This is longformer-base-4096 model fine-tuned on SQuAD v1 dataset for question answering task.
[Longformer](https://arxiv.org/abs/2004.05150) model created by Iz Beltagy, Matthew E. Peters, Arman Coha from AllenAI. As the paper explains it
> `Longformer` is a BERT-like model for long documents.
The pre-trained model can handle sequences with upto 4096 tokens.
## Model Training
This model was trained on google colab v100 GPU. You can find the fine-tuning colab here [](https://colab.research.google.com/drive/1zEl5D-DdkBKva-DdreVOmN0hrAfzKG1o?usp=sharing).
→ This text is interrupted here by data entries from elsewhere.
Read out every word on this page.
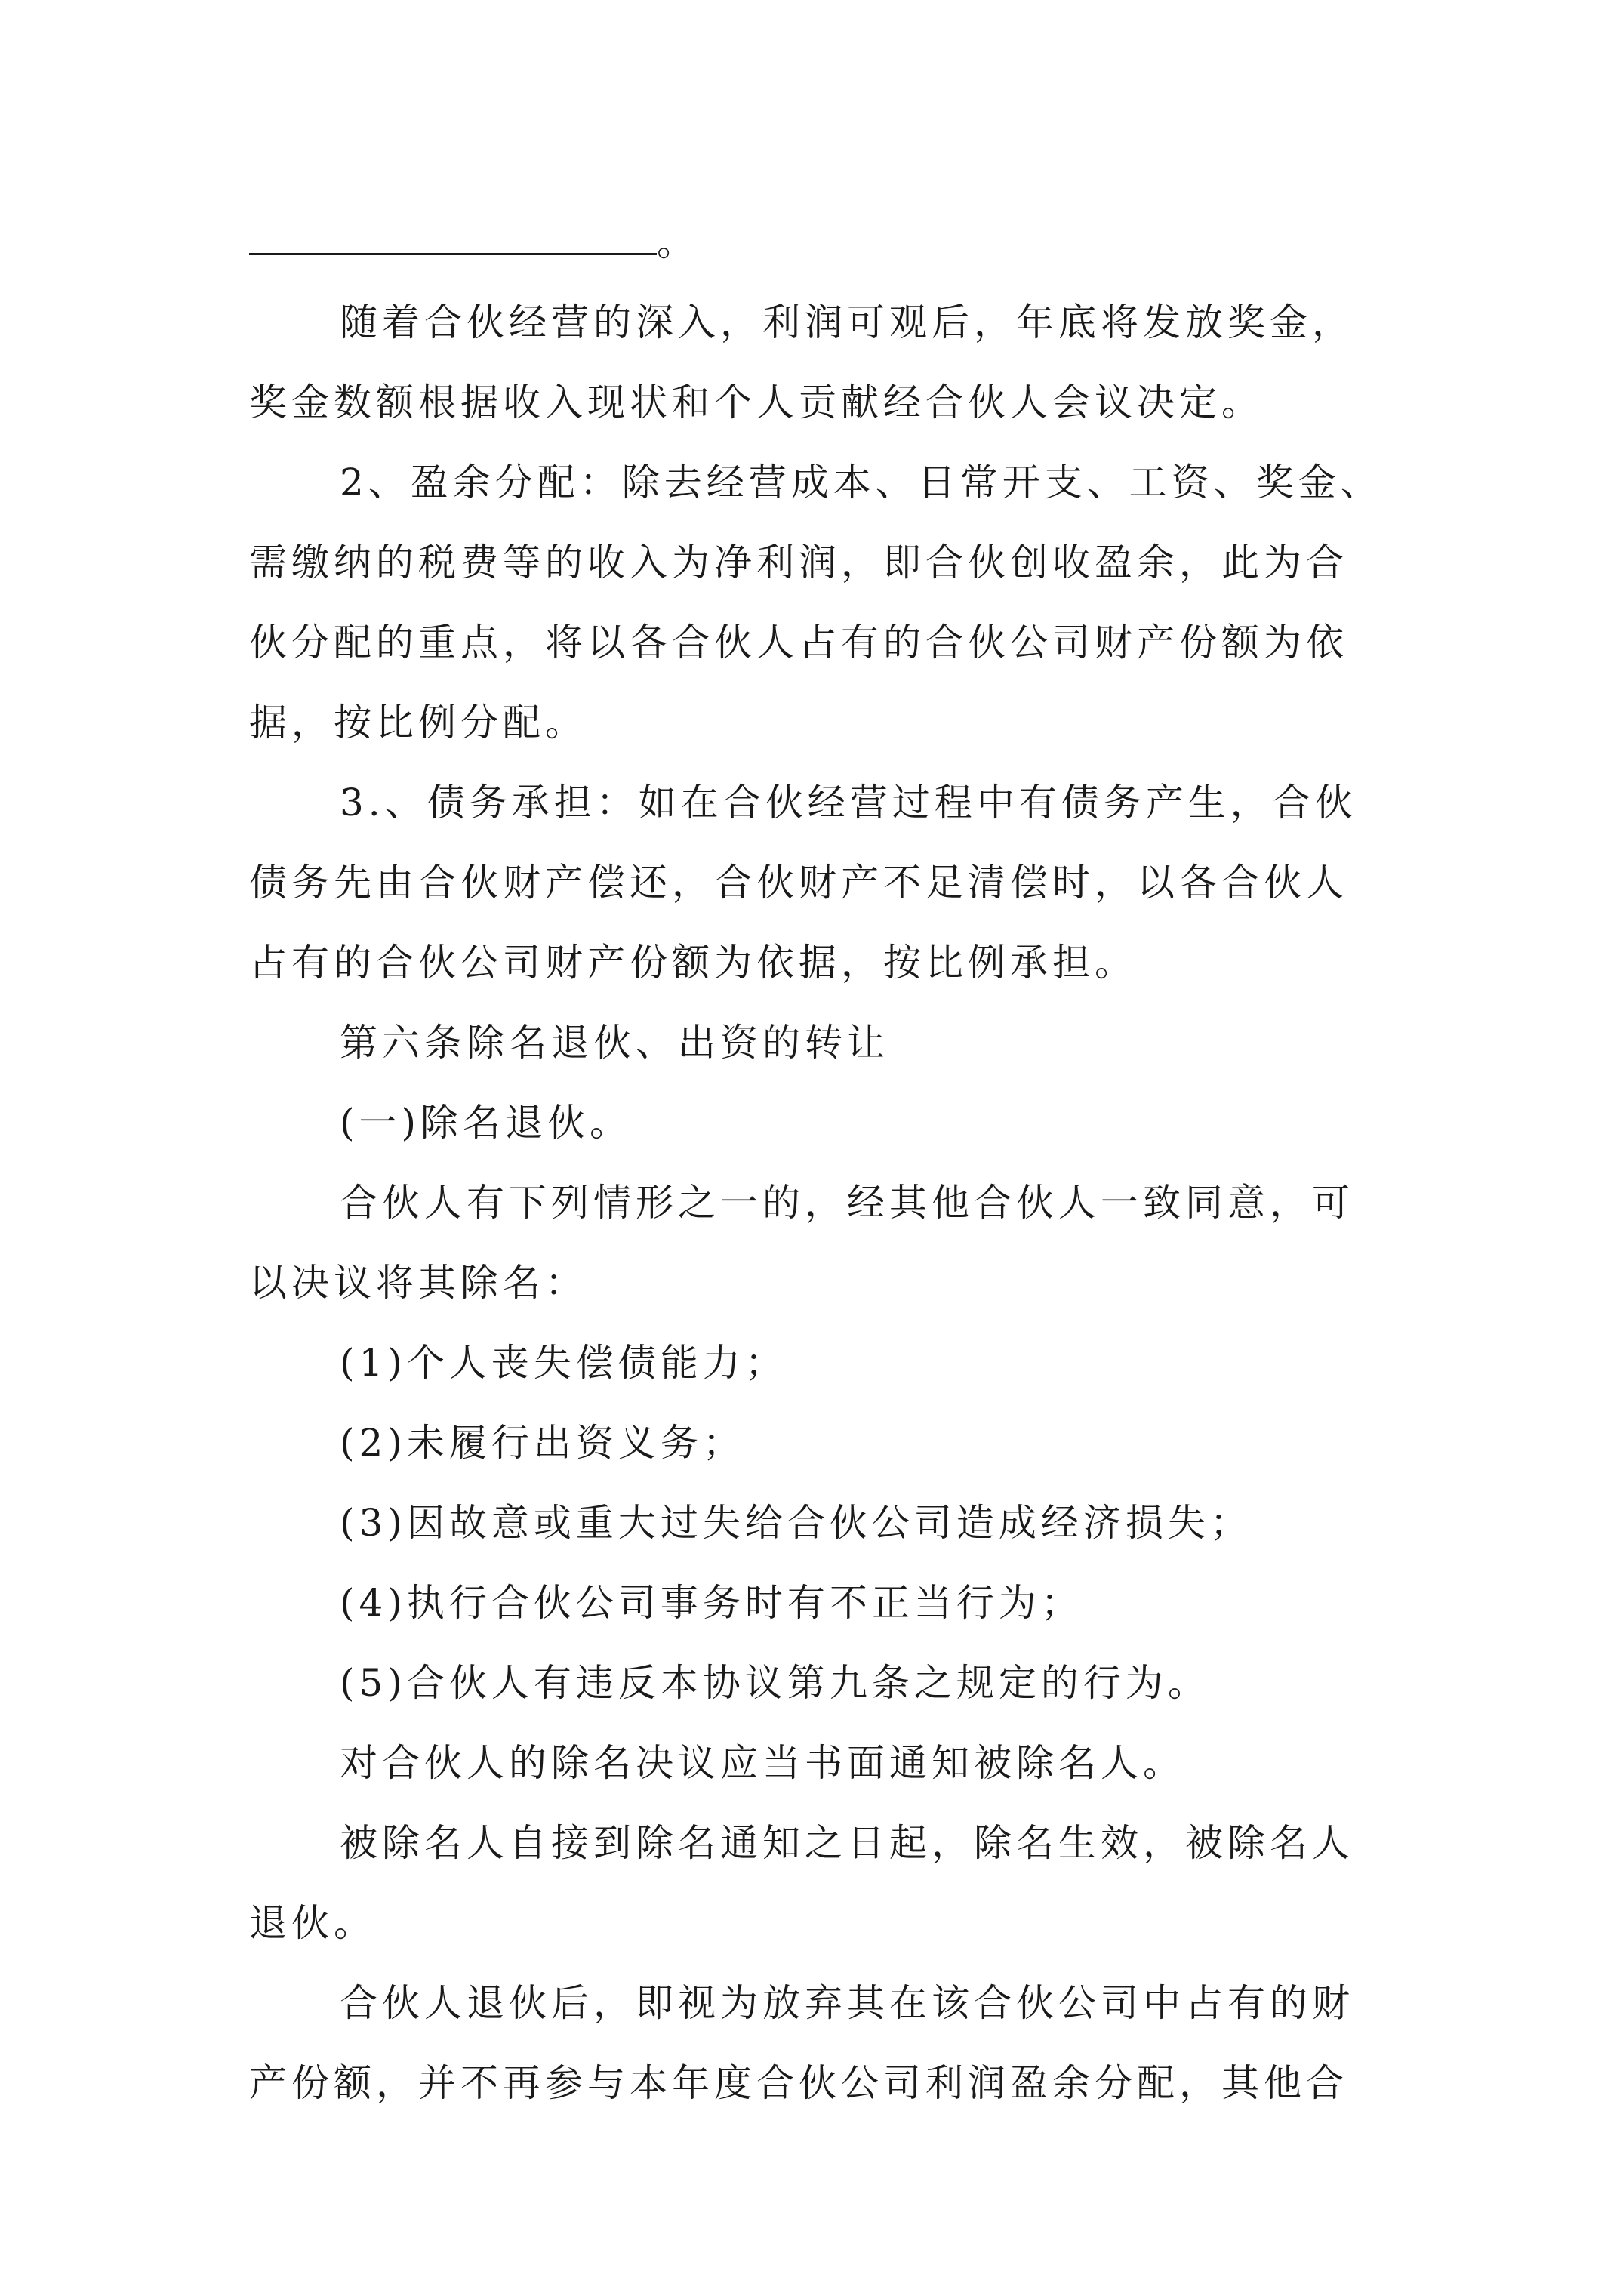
。
随着合伙经营的深入，利润可观后，年底将发放奖金，
奖金数额根据收入现状和个人贡献经合伙人会议决定。
2、盈余分配：除去经营成本、日常开支、工资、奖金、
需缴纳的税费等的收入为净利润，即合伙创收盈余，此为合
伙分配的重点，将以各合伙人占有的合伙公司财产份额为依
据，按比例分配。
3.、债务承担：如在合伙经营过程中有债务产生，合伙
债务先由合伙财产偿还，合伙财产不足清偿时，以各合伙人
占有的合伙公司财产份额为依据，按比例承担。
第六条除名退伙、出资的转让
(一)除名退伙。
合伙人有下列情形之一的，经其他合伙人一致同意，可
以决议将其除名：
(1)个人丧失偿债能力；
(2)未履行出资义务；
(3)因故意或重大过失给合伙公司造成经济损失；
(4)执行合伙公司事务时有不正当行为；
(5)合伙人有违反本协议第九条之规定的行为。
对合伙人的除名决议应当书面通知被除名人。
被除名人自接到除名通知之日起，除名生效，被除名人
退伙。
合伙人退伙后，即视为放弃其在该合伙公司中占有的财
产份额，并不再参与本年度合伙公司利润盈余分配，其他合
Few things to keep in mind while training longformer for QA task,
by default longformer uses sliding-window local attention on all tokens. But For QA, all question tokens should have global attention. For more details on this please refer the paper. The `LongformerForQuestionAnswering` model automatically does that for you. To allow it to do that
1. The input sequence must have three sep tokens, i.e the sequence should be encoded like this
` <s> question</s></s> context</s>`. If you encode the question and answer as a input pair, then the tokenizer already takes care of that, you shouldn't worry about it.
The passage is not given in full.